Никита Сергеевич встал у окна и, облокотясь на каменный подоконник, глядя на генерала, продолжал:
— Во все времена обычным делом было в именитых домах шпионить. По-другому и быть не могло, и не будет никогда, такая гнусная наверху жизнь. Может, при коммунизме психика поменяется, к этому партия стремится. Поэтому нам надо шпионство до разумных пределов сокращать, но вполуха слушать.
— Вы только определитесь, что значит «до разумных пределов» и «вполуха», — растерянно проговорил министр.
— Заходи почаще, определимся, — отозвался Хрущев. — Вроде дождик собирается, — добавил он, развернувшись к окну. — Опоздали мы, Ваня, с прогулкой!
Серов жалобно
— Никита Сергеевич, меня всего на месяц исполняющим обязанности министра утвердили, что делать?
— Не бзди! Сейчас я у руля. Пока братья по оружию очухаются, мы с тобой, Ваня, на краю света будем. — Хрущев уставился на Серова. — А ты недотепа, месяца мало, плачешь! Месяц — это все равно что навсегда! Понял, дуралей?!
29 июня, понедельник
— Ты, Вано, известие слышал? — спросил седой Резо, зайдя в кабинет заведующего кремлевской столовой.
— Не называй меня Вано! — взвился генерал-шашлычник.
— Извини, Иван Андреевич, извини!
Шашлычник вытянул руку, указывая на стул:
— Сядь!
Старик сел и уныло продолжал:
— Похоже, надо вещи паковать. Директора ресторана «Прага» вчера прогнали.
— Работать надо лучше! — выдавил завстоловой. — А ты стал лодырничать! Что за продукты возишь? Говядина — страсть! Где ее разыскал?!
— Что ерепенишься?! Я тебе в отцы гожусь! — подскочил генерал-закупщик. — Ты передо мной — сопляк!
— Прости, Роман Андреевич! — смутился завстоловой.
— Разошелся, на старших кричит! — не успокаивался пожилой генерал.
— Ну, прости, прости, сгоряча!
— Сгоряча! Причем тут говядина? Для столовой мясо я в общей закупке беру, как было заведено! Я исклучително начальством занимаюсь, первыми лицами, вот там — мясо, как пух!
— Извини, сорвался! — привстав в знак уважения, извинялся сталинский шашлычник.
— Считай, я ничего не слышал! — смилостивился седой грузин. Его грузное тело с трудом умещалось на фанерной сидушке стула.

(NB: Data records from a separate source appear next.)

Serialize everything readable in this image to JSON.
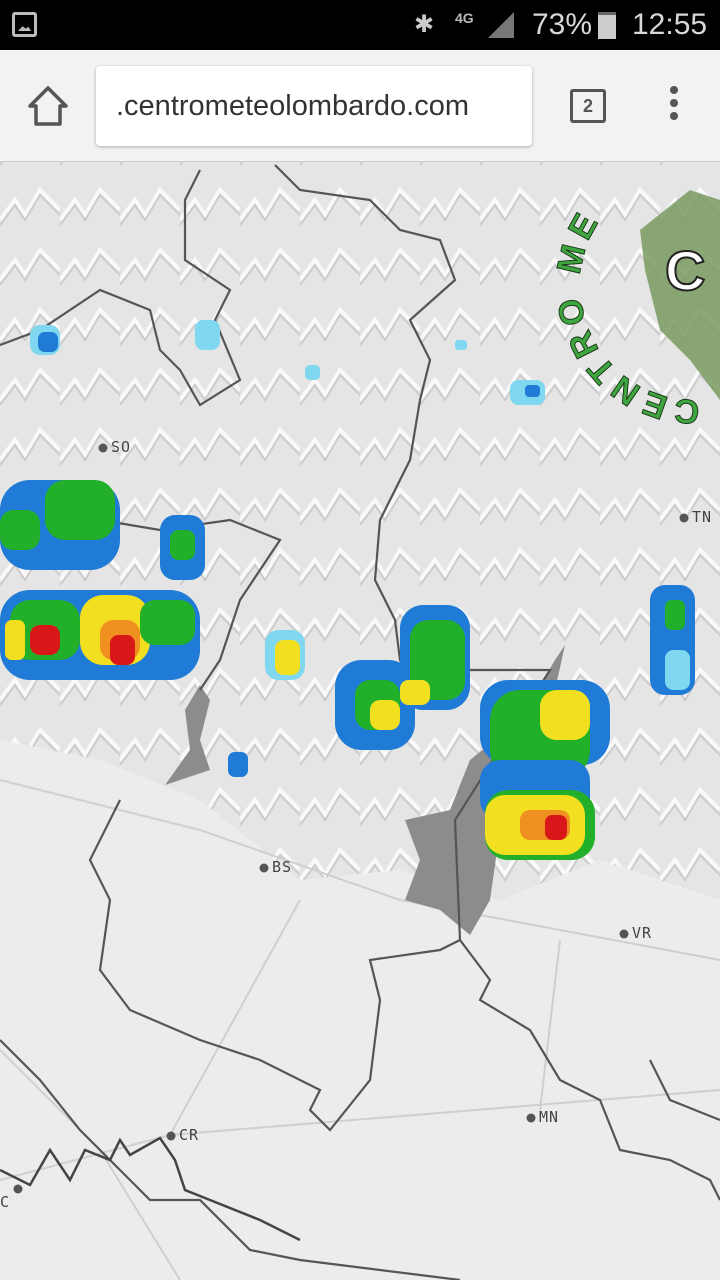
{
  "status_bar": {
    "battery": "73%",
    "time": "12:55",
    "network": "4G"
  },
  "browser": {
    "url": ".centrometeolombardo.com",
    "tab_count": "2"
  },
  "map": {
    "cities": [
      {
        "label": "SO"
      },
      {
        "label": "TN"
      },
      {
        "label": "BS"
      },
      {
        "label": "VR"
      },
      {
        "label": "CR"
      },
      {
        "label": "MN"
      },
      {
        "label": "C"
      }
    ],
    "logo": {
      "text": "CENTRO METEO LOMBARDO",
      "visible_letters": "CENTRO ME",
      "initials": "C"
    },
    "radar_colors": {
      "light": "#7fd8f0",
      "blue": "#1f7bd6",
      "green": "#22b02a",
      "yellow": "#f2e020",
      "orange": "#f09020",
      "red": "#d81818"
    },
    "lake_color": "#8c8c8c",
    "border_color": "#555555"
  }
}
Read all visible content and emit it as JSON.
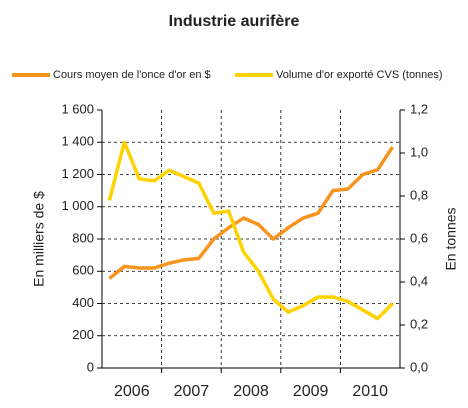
{
  "chart_data": {
    "type": "line",
    "title": "Industrie aurifère",
    "categories": [
      "2006",
      null,
      null,
      null,
      "2007",
      null,
      null,
      null,
      "2008",
      null,
      null,
      null,
      "2009",
      null,
      null,
      null,
      "2010",
      null,
      null,
      null
    ],
    "series": [
      {
        "name": "Cours moyen de l'once d'or en $",
        "color": "#f7941d",
        "values": [
          555,
          630,
          620,
          620,
          650,
          670,
          680,
          800,
          870,
          930,
          890,
          800,
          870,
          930,
          960,
          1100,
          1110,
          1200,
          1230,
          1370
        ]
      },
      {
        "name": "Volume d'or exporté CVS (tonnes)",
        "color": "#ffd200",
        "axis": "y2",
        "values": [
          0.78,
          1.05,
          0.88,
          0.87,
          0.92,
          0.89,
          0.86,
          0.72,
          0.73,
          0.54,
          0.45,
          0.32,
          0.26,
          0.29,
          0.33,
          0.33,
          0.31,
          0.27,
          0.23,
          0.3
        ]
      }
    ],
    "ylabel": "En milliers de $",
    "y2label": "En tonnes",
    "ylim": [
      0,
      1600
    ],
    "yticks": [
      0,
      200,
      400,
      600,
      800,
      {
        "value": 1000,
        "label": "1 000"
      },
      {
        "value": 1200,
        "label": "1 200"
      },
      {
        "value": 1400,
        "label": "1 400"
      },
      {
        "value": 1600,
        "label": "1 600"
      }
    ],
    "y2lim": [
      0,
      1.2
    ],
    "y2ticks": [
      {
        "value": 0,
        "label": "0,0"
      },
      {
        "value": 0.2,
        "label": "0,2"
      },
      {
        "value": 0.4,
        "label": "0,4"
      },
      {
        "value": 0.6,
        "label": "0,6"
      },
      {
        "value": 0.8,
        "label": "0,8"
      },
      {
        "value": 1.0,
        "label": "1,0"
      },
      {
        "value": 1.2,
        "label": "1,2"
      }
    ],
    "grid": true,
    "legend": "top"
  }
}
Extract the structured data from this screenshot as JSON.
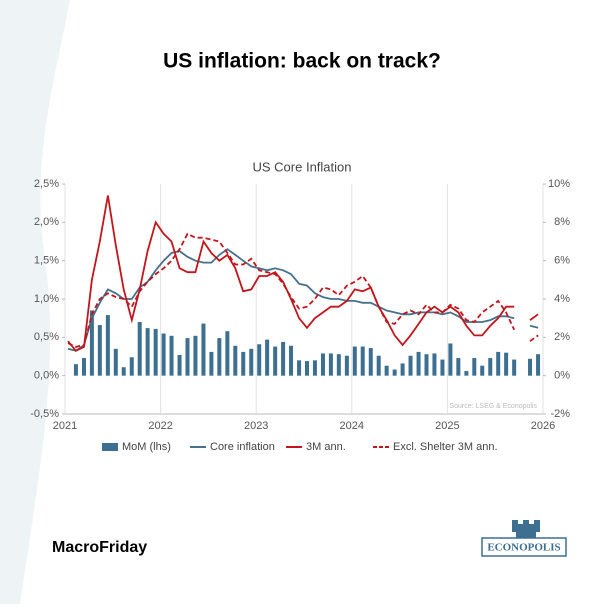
{
  "page_title": "US inflation: back on track?",
  "brand": "MacroFriday",
  "logo": "ECONOPOLIS",
  "chart_data": {
    "type": "bar-line",
    "title": "US Core Inflation",
    "source": "Source: LSEG & Econopolis",
    "x": [
      2021.0,
      2021.083,
      2021.167,
      2021.25,
      2021.333,
      2021.417,
      2021.5,
      2021.583,
      2021.667,
      2021.75,
      2021.833,
      2021.917,
      2022.0,
      2022.083,
      2022.167,
      2022.25,
      2022.333,
      2022.417,
      2022.5,
      2022.583,
      2022.667,
      2022.75,
      2022.833,
      2022.917,
      2023.0,
      2023.083,
      2023.167,
      2023.25,
      2023.333,
      2023.417,
      2023.5,
      2023.583,
      2023.667,
      2023.75,
      2023.833,
      2023.917,
      2024.0,
      2024.083,
      2024.167,
      2024.25,
      2024.333,
      2024.417,
      2024.5,
      2024.583,
      2024.667,
      2024.75,
      2024.833,
      2024.917,
      2025.0,
      2025.083,
      2025.167,
      2025.25,
      2025.333,
      2025.417,
      2025.5,
      2025.583,
      2025.667,
      2025.75,
      2025.833,
      2025.917
    ],
    "xlim": [
      2021,
      2026
    ],
    "xticks": [
      2021,
      2022,
      2023,
      2024,
      2025,
      2026
    ],
    "ylim": [
      -0.5,
      2.5
    ],
    "yticks": [
      {
        "value": -0.5,
        "label": "-0,5%"
      },
      {
        "value": 0,
        "label": "0,0%"
      },
      {
        "value": 0.5,
        "label": "0,5%"
      },
      {
        "value": 1,
        "label": "1,0%"
      },
      {
        "value": 1.5,
        "label": "1,5%"
      },
      {
        "value": 2,
        "label": "2,0%"
      },
      {
        "value": 2.5,
        "label": "2,5%"
      }
    ],
    "y2lim": [
      -2,
      10
    ],
    "y2ticks": [
      {
        "value": -2,
        "label": "-2%"
      },
      {
        "value": 0,
        "label": "0%"
      },
      {
        "value": 2,
        "label": "2%"
      },
      {
        "value": 4,
        "label": "4%"
      },
      {
        "value": 6,
        "label": "6%"
      },
      {
        "value": 8,
        "label": "8%"
      },
      {
        "value": 10,
        "label": "10%"
      }
    ],
    "grid": true,
    "series": [
      {
        "name": "MoM (lhs)",
        "kind": "bar",
        "color": "#3d6f91",
        "values": [
          0.0,
          0.15,
          0.23,
          0.85,
          0.66,
          0.79,
          0.35,
          0.11,
          0.24,
          0.7,
          0.62,
          0.61,
          0.55,
          0.52,
          0.27,
          0.49,
          0.52,
          0.68,
          0.31,
          0.49,
          0.58,
          0.39,
          0.31,
          0.35,
          0.41,
          0.47,
          0.38,
          0.44,
          0.39,
          0.2,
          0.19,
          0.2,
          0.29,
          0.29,
          0.28,
          0.26,
          0.38,
          0.38,
          0.36,
          0.26,
          0.13,
          0.08,
          0.16,
          0.26,
          0.31,
          0.28,
          0.29,
          0.21,
          0.42,
          0.23,
          0.06,
          0.23,
          0.13,
          0.23,
          0.31,
          0.3,
          0.21,
          null,
          0.22,
          0.28
        ]
      },
      {
        "name": "Core inflation",
        "kind": "line",
        "axis": "y2",
        "color": "#46708c",
        "values": [
          1.4,
          1.3,
          1.6,
          3.0,
          3.8,
          4.5,
          4.3,
          4.0,
          4.0,
          4.6,
          4.9,
          5.5,
          6.0,
          6.4,
          6.5,
          6.2,
          6.0,
          5.9,
          5.9,
          6.3,
          6.6,
          6.3,
          6.0,
          5.7,
          5.6,
          5.5,
          5.6,
          5.5,
          5.3,
          4.8,
          4.7,
          4.3,
          4.1,
          4.0,
          4.0,
          3.9,
          3.9,
          3.8,
          3.8,
          3.6,
          3.4,
          3.3,
          3.2,
          3.2,
          3.3,
          3.3,
          3.3,
          3.2,
          3.3,
          3.1,
          2.8,
          2.8,
          2.8,
          2.9,
          3.1,
          3.1,
          3.0,
          null,
          2.6,
          2.5
        ]
      },
      {
        "name": "3M ann.",
        "kind": "line",
        "axis": "y2",
        "color": "#c0161c",
        "values": [
          1.8,
          1.3,
          1.5,
          5.0,
          7.0,
          9.4,
          6.8,
          4.5,
          2.9,
          4.5,
          6.5,
          8.0,
          7.4,
          7.0,
          5.6,
          5.4,
          5.4,
          7.0,
          6.4,
          6.0,
          6.3,
          5.6,
          4.4,
          4.5,
          5.2,
          5.2,
          5.4,
          4.9,
          4.0,
          3.0,
          2.5,
          3.0,
          3.3,
          3.6,
          3.6,
          3.9,
          4.5,
          4.4,
          4.6,
          3.6,
          2.9,
          2.1,
          1.6,
          2.1,
          2.7,
          3.3,
          3.6,
          3.3,
          3.6,
          3.3,
          2.6,
          2.1,
          2.1,
          2.6,
          3.0,
          3.6,
          3.6,
          null,
          2.9,
          3.2
        ]
      },
      {
        "name": "Excl. Shelter 3M ann.",
        "kind": "line",
        "axis": "y2",
        "dashed": true,
        "color": "#c0161c",
        "values": [
          1.7,
          1.5,
          1.6,
          3.2,
          4.0,
          4.3,
          4.1,
          4.0,
          3.6,
          4.4,
          4.9,
          5.3,
          5.6,
          6.0,
          6.6,
          7.4,
          7.2,
          7.2,
          7.1,
          7.0,
          6.4,
          5.8,
          5.8,
          6.1,
          5.5,
          5.4,
          5.3,
          4.8,
          4.1,
          3.5,
          3.6,
          4.0,
          4.6,
          4.5,
          4.2,
          4.7,
          4.9,
          5.2,
          4.6,
          3.6,
          2.8,
          2.7,
          3.2,
          3.4,
          3.2,
          3.7,
          3.3,
          3.3,
          3.7,
          3.5,
          2.9,
          2.8,
          3.3,
          3.6,
          3.9,
          3.3,
          2.4,
          null,
          1.8,
          2.1
        ]
      }
    ]
  }
}
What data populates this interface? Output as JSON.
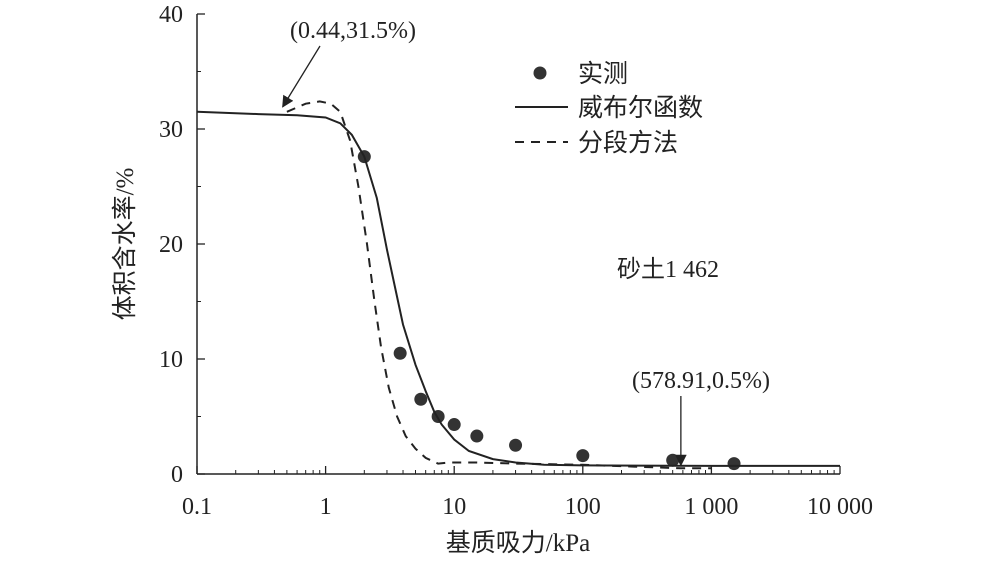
{
  "chart_data": {
    "type": "line",
    "xscale": "log",
    "xlim": [
      0.1,
      10000
    ],
    "ylim": [
      0,
      40
    ],
    "xlabel": "基质吸力/kPa",
    "ylabel": "体积含水率/%",
    "x_ticks": [
      {
        "value": 0.1,
        "label": "0.1"
      },
      {
        "value": 1,
        "label": "1"
      },
      {
        "value": 10,
        "label": "10"
      },
      {
        "value": 100,
        "label": "100"
      },
      {
        "value": 1000,
        "label": "1 000"
      },
      {
        "value": 10000,
        "label": "10 000"
      }
    ],
    "y_ticks": [
      {
        "value": 0,
        "label": "0"
      },
      {
        "value": 10,
        "label": "10"
      },
      {
        "value": 20,
        "label": "20"
      },
      {
        "value": 30,
        "label": "30"
      },
      {
        "value": 40,
        "label": "40"
      }
    ],
    "grid": false,
    "legend_position": "top-right",
    "series": [
      {
        "name": "实测",
        "style": "markers",
        "points": [
          [
            2,
            27.6
          ],
          [
            3.8,
            10.5
          ],
          [
            5.5,
            6.5
          ],
          [
            7.5,
            5.0
          ],
          [
            10,
            4.3
          ],
          [
            15,
            3.3
          ],
          [
            30,
            2.5
          ],
          [
            100,
            1.6
          ],
          [
            500,
            1.2
          ],
          [
            1500,
            0.9
          ]
        ]
      },
      {
        "name": "威布尔函数",
        "style": "solid",
        "points": [
          [
            0.1,
            31.5
          ],
          [
            0.3,
            31.3
          ],
          [
            0.6,
            31.2
          ],
          [
            1,
            31.0
          ],
          [
            1.3,
            30.5
          ],
          [
            1.6,
            29.5
          ],
          [
            2,
            27.6
          ],
          [
            2.5,
            24.0
          ],
          [
            3,
            19.5
          ],
          [
            3.5,
            16.0
          ],
          [
            4,
            13.0
          ],
          [
            5,
            9.5
          ],
          [
            6,
            7.2
          ],
          [
            7,
            5.4
          ],
          [
            8,
            4.3
          ],
          [
            10,
            3.0
          ],
          [
            13,
            2.0
          ],
          [
            20,
            1.3
          ],
          [
            30,
            1.0
          ],
          [
            50,
            0.8
          ],
          [
            100,
            0.75
          ],
          [
            1000,
            0.7
          ],
          [
            10000,
            0.7
          ]
        ]
      },
      {
        "name": "分段方法",
        "style": "dashed",
        "points": [
          [
            0.5,
            31.5
          ],
          [
            0.7,
            32.2
          ],
          [
            0.9,
            32.4
          ],
          [
            1.1,
            32.2
          ],
          [
            1.3,
            31.5
          ],
          [
            1.55,
            29.0
          ],
          [
            1.8,
            25.0
          ],
          [
            2.1,
            20.0
          ],
          [
            2.4,
            15.0
          ],
          [
            2.7,
            11.0
          ],
          [
            3.1,
            7.5
          ],
          [
            3.6,
            5.0
          ],
          [
            4.2,
            3.3
          ],
          [
            5,
            2.2
          ],
          [
            6,
            1.4
          ],
          [
            7.5,
            0.9
          ],
          [
            9,
            1.0
          ],
          [
            15,
            1.0
          ],
          [
            30,
            0.9
          ],
          [
            100,
            0.8
          ],
          [
            578.91,
            0.5
          ],
          [
            1000,
            0.5
          ]
        ]
      }
    ],
    "annotations": [
      {
        "text": "(0.44,31.5%)",
        "x": 0.44,
        "y": 31.5
      },
      {
        "text": "(578.91,0.5%)",
        "x": 578.91,
        "y": 0.5
      },
      {
        "text": "砂土1 462"
      }
    ]
  }
}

— И я, дядя Резо, сижу на углях, жду, когда скажут кабинет освобождать, — упавшим голосом признался зав кремлевской столовой.
— Как бы хуже не было! — ерзал на стуле толстый грузин.
— Куда ж хуже?
— Куда-куда? В тюрьму! Василий Иосифович сидит, Лаврентий Павлович арестован, сына Серго и Нину Теймуразовну в Лефортово повезли.
— Куда катимся?! — задохнулся от возмущения сталинский шашлычник.
— Э-э-й! — выдохнул пожилой генерал. — Я, Ваня, с завтрашнего дня форму снимаю, хватит в генеральском кителе расхаживать, ворон дразнить, и ты не выпячивайся. Сейчас надо ниже воды, ниже травы!
— Вторые сутки не сплю, — тер виски завстоловой.
— Я коньяка выпью и засыпаю.
— Не злишься на меня, Роман Андреевич, что сорвался?
— На старого человека голос повышать — последнее дело!
Вано привстал и страдальчески посмотрел на благодетеля.
— Проехали, прощаю! — со вздохом проговорил старик и снова заерзал на неудобном стуле. Он нечасто заходил к родственнику. — Я, знаешь, сел вчера перед окошком и поплакал. Иосифа Виссарионовича вспомнил, золотое сердце! И за Лаврентия Павловича душа разрывается, что с ним сделают?